Opening batsman Cook had been a “brilliant” player for England, but had few people in the dressing room to turn to help pull the team out of its funk, Pietersen added.
“I saw in Cook at Headingley the same look (former captain) Andrew Strauss had when he played his last test at Lord’s,” he said.
“He was a rabbit in the headlights.

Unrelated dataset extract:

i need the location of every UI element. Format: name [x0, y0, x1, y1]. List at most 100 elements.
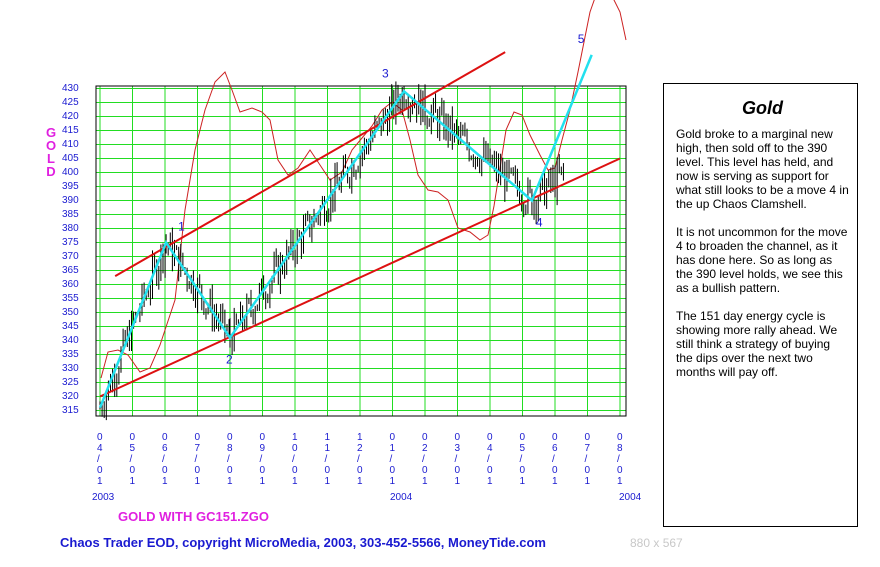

It was a shame to see Cooky looking that way.”
The 34-year-old’s dissection comes a day after former Australia spinner Shane Warne, a vocal critic of Cook’s captaincy and a former team mate of Pietersen at Hampshire, urged the 29-year-old to either step down or take a break from the game in the same newspaper.
Cook has shown himself vulnerable to the criticism, saying he felt it was personal and that “something needs to be done” about it.
Pietersen reserved some praise for England’s promising young brigade, with Gary Ballance, Sam Robson, Joe Root and Moeen Ali all scoring centuries in the series.
“A winning dressing room is a happy dressing room,” he said.
“If they are given the opportunity the young players will learn to win and the corner will be turned.”